Fortunately, shutdown won’t close state parks | Some perspective

Many “non-essential” government agencies and programs temporarily got the boot Tuesday after Congress refused to reach a budget agreement, forcing our country into a government shutdown.

On Whidbey Island we lost service personnel at Whidbey Island Naval Air Station, who are forced into furlough for an unknown amount of time and two employees were furloughed at Ebey’s Landing National Historical Reserve.

Fortunately the reserve office is still operating. Because of its partnership with the trust board, grants and projects headed by the trust will still continue.

However, projects headed nationally, like Ferry House work, are discontinued for the time being.

All 401 National Park Service sites are closed across the country, including Washington’s Mount Rainier National Park, Olympic National Park, Mount St.
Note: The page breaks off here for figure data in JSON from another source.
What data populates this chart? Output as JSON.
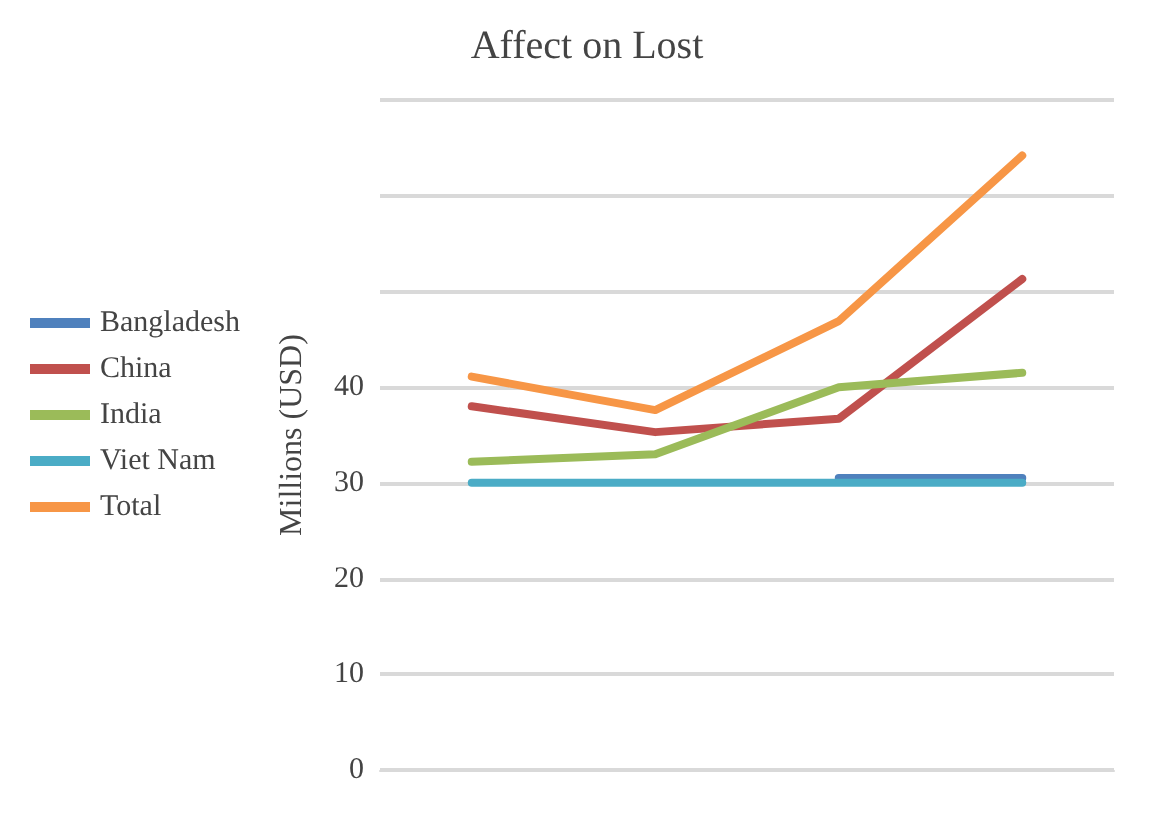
{
  "chart_data": {
    "type": "line",
    "title": "Affect on Lost",
    "ylabel": "Millions (USD)",
    "categories": [
      null,
      null,
      null,
      null
    ],
    "series": [
      {
        "name": "Bangladesh",
        "color": "#4f81bd",
        "values": [
          null,
          null,
          30.5,
          30.5
        ]
      },
      {
        "name": "China",
        "color": "#c0504d",
        "values": [
          38,
          35.3,
          36.7,
          51.3
        ]
      },
      {
        "name": "India",
        "color": "#9bbb59",
        "values": [
          32.2,
          33,
          40,
          41.5
        ]
      },
      {
        "name": "Viet Nam",
        "color": "#4bacc6",
        "values": [
          30,
          30,
          30,
          30
        ]
      },
      {
        "name": "Total",
        "color": "#f79646",
        "values": [
          41.1,
          37.6,
          46.9,
          64.2
        ]
      }
    ],
    "ylim": [
      0,
      70
    ],
    "yticks": [
      0,
      10,
      20,
      30,
      40,
      {
        "value": 50,
        "label": null
      },
      {
        "value": 60,
        "label": null
      },
      {
        "value": 70,
        "label": null
      }
    ],
    "grid": "y",
    "legend": "left",
    "marker": "none",
    "line_style": "solid"
  }
}
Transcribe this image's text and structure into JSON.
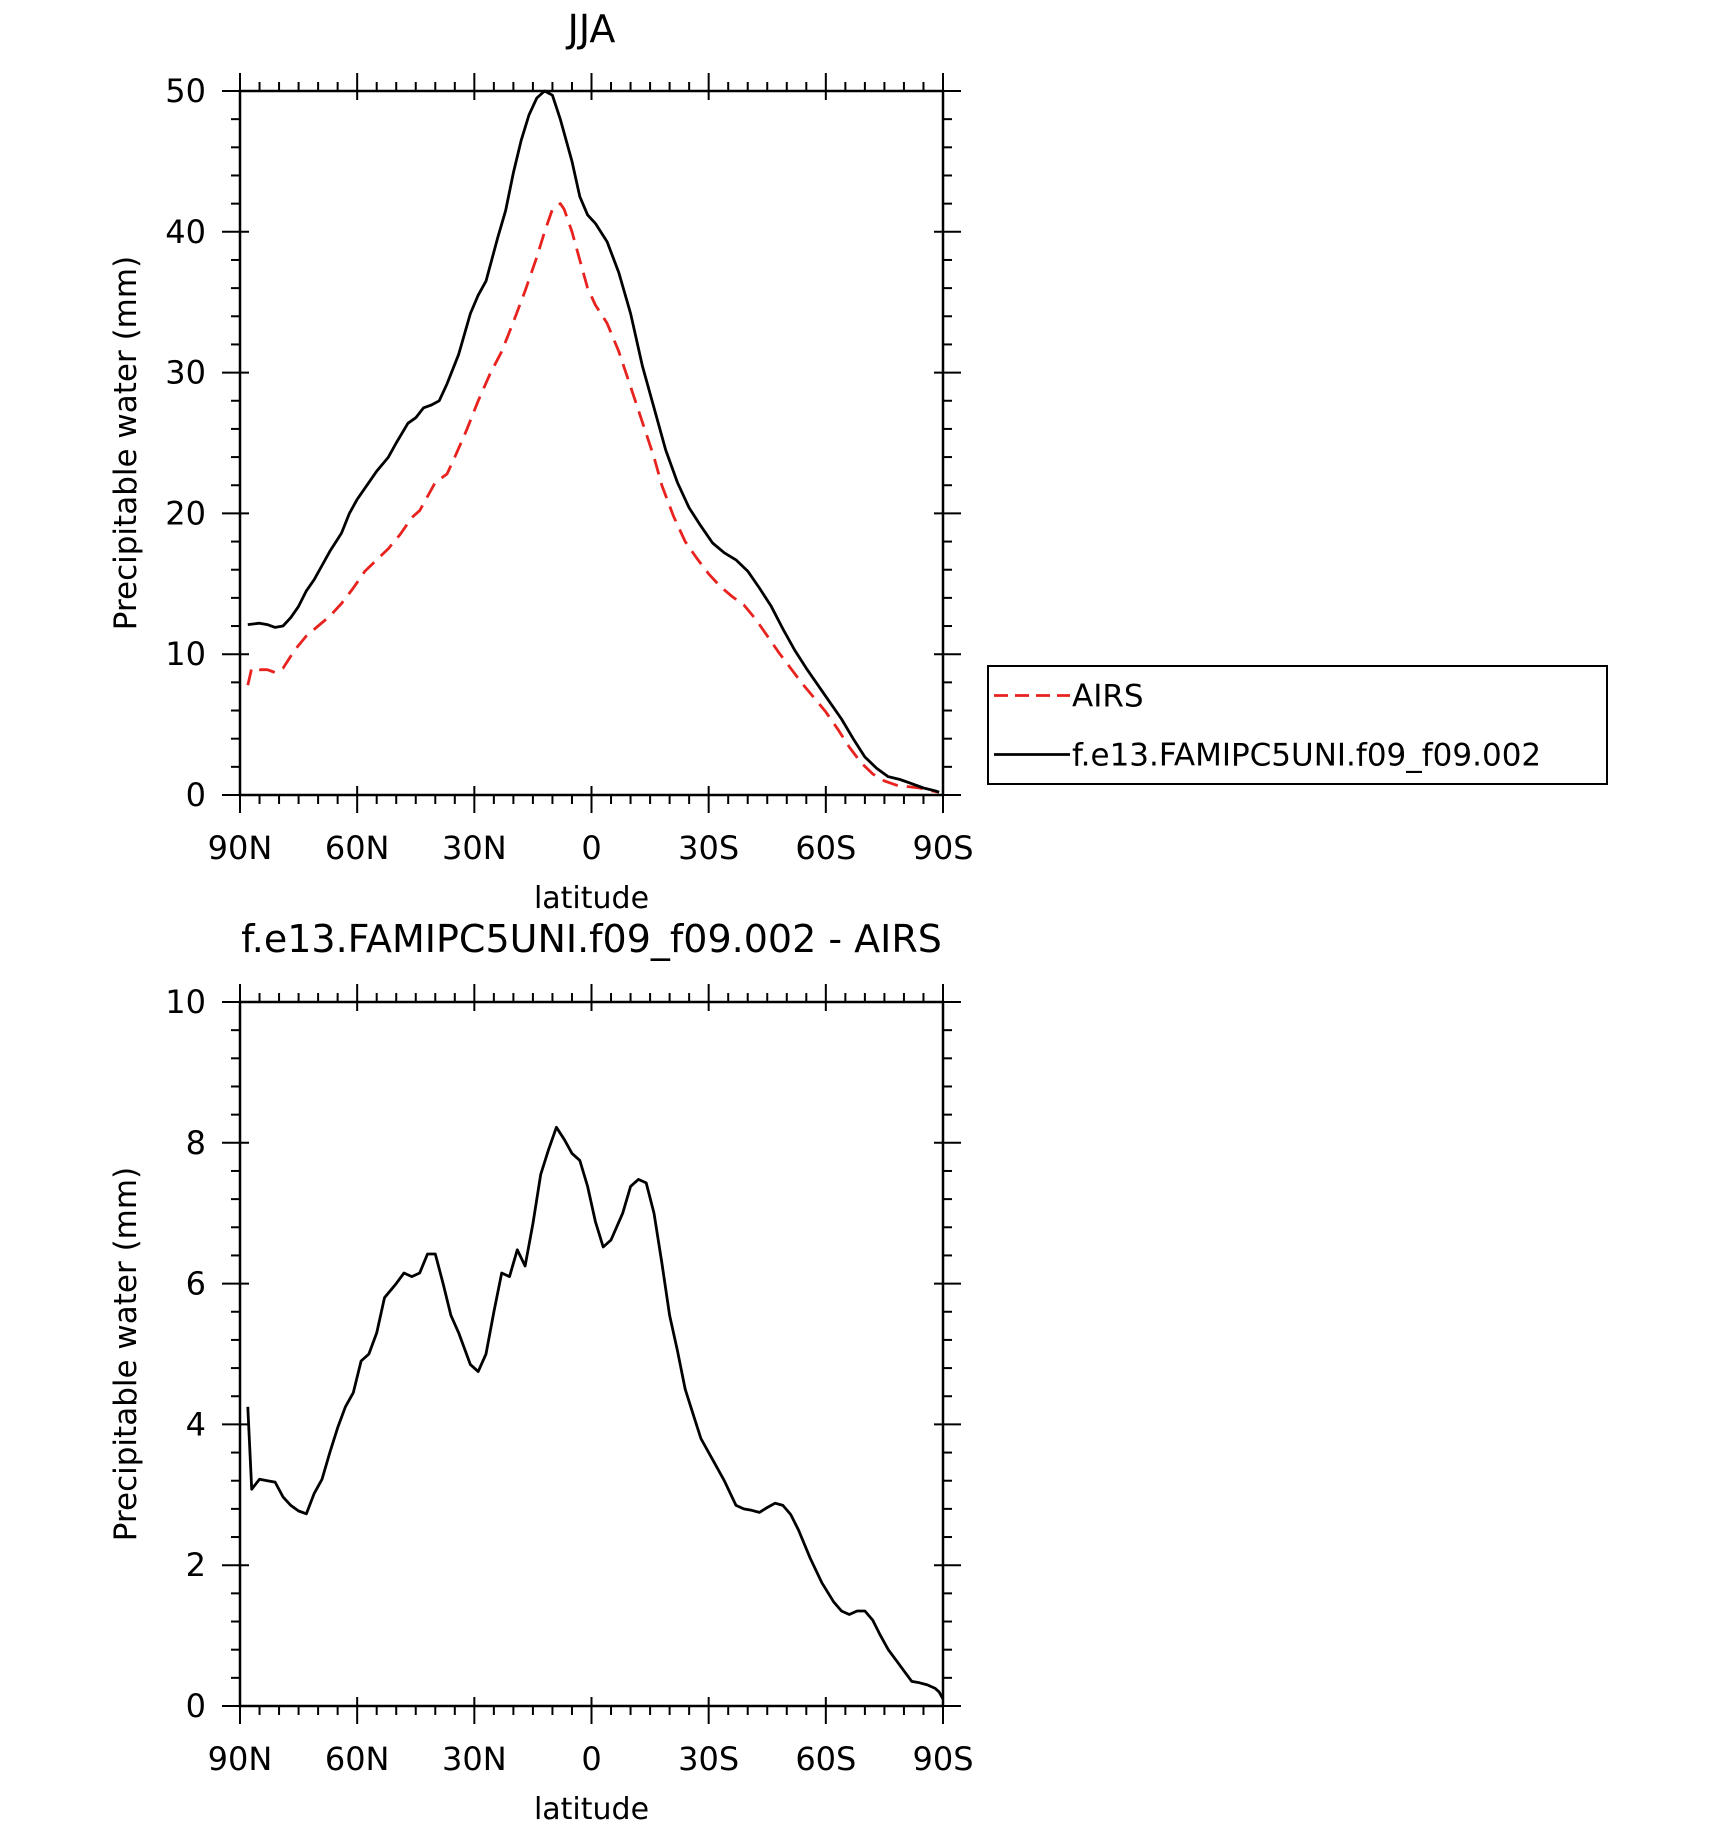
{
  "chart_data": [
    {
      "type": "line",
      "title": "JJA",
      "xlabel": "latitude",
      "ylabel": "Precipitable water (mm)",
      "xlim": [
        90,
        -90
      ],
      "ylim": [
        0,
        50
      ],
      "x_ticks": [
        90,
        60,
        30,
        0,
        -30,
        -60,
        -90
      ],
      "x_tick_labels": [
        "90N",
        "60N",
        "30N",
        "0",
        "30S",
        "60S",
        "90S"
      ],
      "y_ticks": [
        0,
        10,
        20,
        30,
        40,
        50
      ],
      "y_tick_labels": [
        "0",
        "10",
        "20",
        "30",
        "40",
        "50"
      ],
      "legend": {
        "placement": "right"
      },
      "series": [
        {
          "name": "AIRS",
          "color": "#e8221e",
          "dash": "dashed",
          "points": [
            [
              88,
              7.8
            ],
            [
              87,
              9.0
            ],
            [
              85,
              8.9
            ],
            [
              83,
              8.9
            ],
            [
              81,
              8.7
            ],
            [
              79,
              9.0
            ],
            [
              76,
              10.3
            ],
            [
              73,
              11.3
            ],
            [
              70,
              12.0
            ],
            [
              67,
              12.7
            ],
            [
              64,
              13.6
            ],
            [
              61,
              14.7
            ],
            [
              58,
              15.9
            ],
            [
              55,
              16.7
            ],
            [
              52,
              17.5
            ],
            [
              49,
              18.5
            ],
            [
              46,
              19.7
            ],
            [
              44,
              20.2
            ],
            [
              42,
              21.2
            ],
            [
              40,
              22.2
            ],
            [
              37,
              22.8
            ],
            [
              35,
              24.0
            ],
            [
              32,
              25.9
            ],
            [
              29,
              28.0
            ],
            [
              26,
              29.9
            ],
            [
              23,
              31.5
            ],
            [
              20,
              33.6
            ],
            [
              17,
              35.8
            ],
            [
              14,
              38.2
            ],
            [
              12,
              40.0
            ],
            [
              10,
              41.6
            ],
            [
              8,
              42.0
            ],
            [
              7,
              41.6
            ],
            [
              5,
              40.0
            ],
            [
              3,
              38.0
            ],
            [
              1,
              36.0
            ],
            [
              -1,
              34.8
            ],
            [
              -4,
              33.5
            ],
            [
              -7,
              31.5
            ],
            [
              -10,
              29.0
            ],
            [
              -13,
              26.5
            ],
            [
              -16,
              24.0
            ],
            [
              -18,
              22.0
            ],
            [
              -21,
              19.8
            ],
            [
              -24,
              18.0
            ],
            [
              -27,
              16.8
            ],
            [
              -30,
              15.7
            ],
            [
              -33,
              14.8
            ],
            [
              -36,
              14.1
            ],
            [
              -39,
              13.5
            ],
            [
              -42,
              12.5
            ],
            [
              -45,
              11.3
            ],
            [
              -48,
              10.1
            ],
            [
              -51,
              9.0
            ],
            [
              -54,
              7.9
            ],
            [
              -57,
              6.9
            ],
            [
              -60,
              5.9
            ],
            [
              -63,
              4.7
            ],
            [
              -66,
              3.4
            ],
            [
              -69,
              2.3
            ],
            [
              -72,
              1.5
            ],
            [
              -75,
              1.0
            ],
            [
              -78,
              0.7
            ],
            [
              -81,
              0.6
            ],
            [
              -84,
              0.5
            ],
            [
              -87,
              0.3
            ],
            [
              -89,
              0.2
            ]
          ]
        },
        {
          "name": "f.e13.FAMIPC5UNI.f09_f09.002",
          "color": "#000000",
          "dash": "solid",
          "points": [
            [
              88,
              12.1
            ],
            [
              85,
              12.2
            ],
            [
              83,
              12.1
            ],
            [
              81,
              11.9
            ],
            [
              79,
              12.0
            ],
            [
              77,
              12.6
            ],
            [
              75,
              13.4
            ],
            [
              73,
              14.5
            ],
            [
              71,
              15.3
            ],
            [
              69,
              16.3
            ],
            [
              67,
              17.3
            ],
            [
              64,
              18.6
            ],
            [
              62,
              20.0
            ],
            [
              60,
              21.0
            ],
            [
              57,
              22.2
            ],
            [
              55,
              23.0
            ],
            [
              52,
              24.0
            ],
            [
              50,
              25.0
            ],
            [
              47,
              26.4
            ],
            [
              45,
              26.8
            ],
            [
              43,
              27.5
            ],
            [
              41,
              27.7
            ],
            [
              39,
              28.0
            ],
            [
              37,
              29.2
            ],
            [
              34,
              31.3
            ],
            [
              31,
              34.2
            ],
            [
              29,
              35.5
            ],
            [
              27,
              36.5
            ],
            [
              24,
              39.6
            ],
            [
              22,
              41.5
            ],
            [
              20,
              44.2
            ],
            [
              18,
              46.5
            ],
            [
              16,
              48.3
            ],
            [
              14,
              49.5
            ],
            [
              12,
              50.0
            ],
            [
              10,
              49.7
            ],
            [
              8,
              48.0
            ],
            [
              5,
              45.0
            ],
            [
              3,
              42.5
            ],
            [
              1,
              41.2
            ],
            [
              -1,
              40.6
            ],
            [
              -4,
              39.3
            ],
            [
              -7,
              37.1
            ],
            [
              -10,
              34.2
            ],
            [
              -13,
              30.5
            ],
            [
              -16,
              27.5
            ],
            [
              -19,
              24.5
            ],
            [
              -22,
              22.2
            ],
            [
              -25,
              20.4
            ],
            [
              -28,
              19.1
            ],
            [
              -31,
              17.9
            ],
            [
              -34,
              17.2
            ],
            [
              -37,
              16.7
            ],
            [
              -40,
              15.9
            ],
            [
              -43,
              14.7
            ],
            [
              -46,
              13.4
            ],
            [
              -49,
              11.8
            ],
            [
              -52,
              10.3
            ],
            [
              -55,
              9.0
            ],
            [
              -58,
              7.8
            ],
            [
              -61,
              6.6
            ],
            [
              -64,
              5.4
            ],
            [
              -67,
              4.0
            ],
            [
              -70,
              2.7
            ],
            [
              -73,
              1.9
            ],
            [
              -76,
              1.3
            ],
            [
              -79,
              1.1
            ],
            [
              -82,
              0.8
            ],
            [
              -85,
              0.5
            ],
            [
              -88,
              0.3
            ],
            [
              -89,
              0.2
            ]
          ]
        }
      ]
    },
    {
      "type": "line",
      "title": "f.e13.FAMIPC5UNI.f09_f09.002 - AIRS",
      "xlabel": "latitude",
      "ylabel": "Precipitable water (mm)",
      "xlim": [
        90,
        -90
      ],
      "ylim": [
        0,
        10
      ],
      "x_ticks": [
        90,
        60,
        30,
        0,
        -30,
        -60,
        -90
      ],
      "x_tick_labels": [
        "90N",
        "60N",
        "30N",
        "0",
        "30S",
        "60S",
        "90S"
      ],
      "y_ticks": [
        0,
        2,
        4,
        6,
        8,
        10
      ],
      "y_tick_labels": [
        "0",
        "2",
        "4",
        "6",
        "8",
        "10"
      ],
      "series": [
        {
          "color": "#000000",
          "dash": "solid",
          "points": [
            [
              88,
              4.25
            ],
            [
              87,
              3.08
            ],
            [
              85,
              3.22
            ],
            [
              83,
              3.2
            ],
            [
              81,
              3.18
            ],
            [
              79,
              2.97
            ],
            [
              77,
              2.85
            ],
            [
              75,
              2.77
            ],
            [
              73,
              2.73
            ],
            [
              71,
              3.02
            ],
            [
              69,
              3.22
            ],
            [
              67,
              3.6
            ],
            [
              65,
              3.95
            ],
            [
              63,
              4.25
            ],
            [
              61,
              4.45
            ],
            [
              59,
              4.9
            ],
            [
              57,
              5.0
            ],
            [
              55,
              5.3
            ],
            [
              53,
              5.8
            ],
            [
              50,
              6.0
            ],
            [
              48,
              6.15
            ],
            [
              46,
              6.1
            ],
            [
              44,
              6.15
            ],
            [
              42,
              6.42
            ],
            [
              40,
              6.42
            ],
            [
              38,
              6.0
            ],
            [
              36,
              5.55
            ],
            [
              34,
              5.3
            ],
            [
              31,
              4.85
            ],
            [
              29,
              4.75
            ],
            [
              27,
              5.0
            ],
            [
              25,
              5.6
            ],
            [
              23,
              6.15
            ],
            [
              21,
              6.1
            ],
            [
              19,
              6.48
            ],
            [
              17,
              6.25
            ],
            [
              15,
              6.85
            ],
            [
              13,
              7.55
            ],
            [
              11,
              7.9
            ],
            [
              9,
              8.22
            ],
            [
              7,
              8.05
            ],
            [
              5,
              7.85
            ],
            [
              3,
              7.75
            ],
            [
              1,
              7.38
            ],
            [
              -1,
              6.88
            ],
            [
              -3,
              6.52
            ],
            [
              -5,
              6.62
            ],
            [
              -8,
              7.0
            ],
            [
              -10,
              7.38
            ],
            [
              -12,
              7.48
            ],
            [
              -14,
              7.43
            ],
            [
              -16,
              7.0
            ],
            [
              -18,
              6.3
            ],
            [
              -20,
              5.55
            ],
            [
              -22,
              5.05
            ],
            [
              -24,
              4.5
            ],
            [
              -26,
              4.15
            ],
            [
              -28,
              3.8
            ],
            [
              -31,
              3.5
            ],
            [
              -34,
              3.2
            ],
            [
              -37,
              2.85
            ],
            [
              -39,
              2.8
            ],
            [
              -41,
              2.78
            ],
            [
              -43,
              2.75
            ],
            [
              -45,
              2.82
            ],
            [
              -47,
              2.88
            ],
            [
              -49,
              2.85
            ],
            [
              -51,
              2.72
            ],
            [
              -53,
              2.5
            ],
            [
              -56,
              2.1
            ],
            [
              -59,
              1.75
            ],
            [
              -62,
              1.48
            ],
            [
              -64,
              1.35
            ],
            [
              -66,
              1.3
            ],
            [
              -68,
              1.35
            ],
            [
              -70,
              1.35
            ],
            [
              -72,
              1.22
            ],
            [
              -74,
              1.0
            ],
            [
              -76,
              0.8
            ],
            [
              -78,
              0.65
            ],
            [
              -80,
              0.5
            ],
            [
              -82,
              0.35
            ],
            [
              -84,
              0.33
            ],
            [
              -86,
              0.3
            ],
            [
              -88,
              0.25
            ],
            [
              -89,
              0.2
            ],
            [
              -90,
              0.1
            ]
          ]
        }
      ]
    }
  ]
}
Helens National Monument and North Cascades National Park, as well as smaller units in the San Juan Islands and elsewhere. National Wildlife Refuges will also be closed.

According to the Washington Trail Association, all visitor centers and facilities are closed, people already in campgrounds or overnight facilities were given 48 hours to leave.  All permits for backcountry camping and climbing were rescinded and no new permits are being issued.

All National Park Service websites were also taken offline, and staff have stopped posting to social media streams.

With all this national turmoil, there are some positives to consider.

The shutdown does not impact Whidbey’s five state parks.

Visitors can still continue to use the parks, a draw for many to the island, with their Discover Passes, of course.

So as the weather changes and fall starts encroaching into the landscape, visitors and residents can still retreat into the landscape that makes Whidbey Island so appealing to so many.



Megan Hansen is editor of The Whidbey Examiner.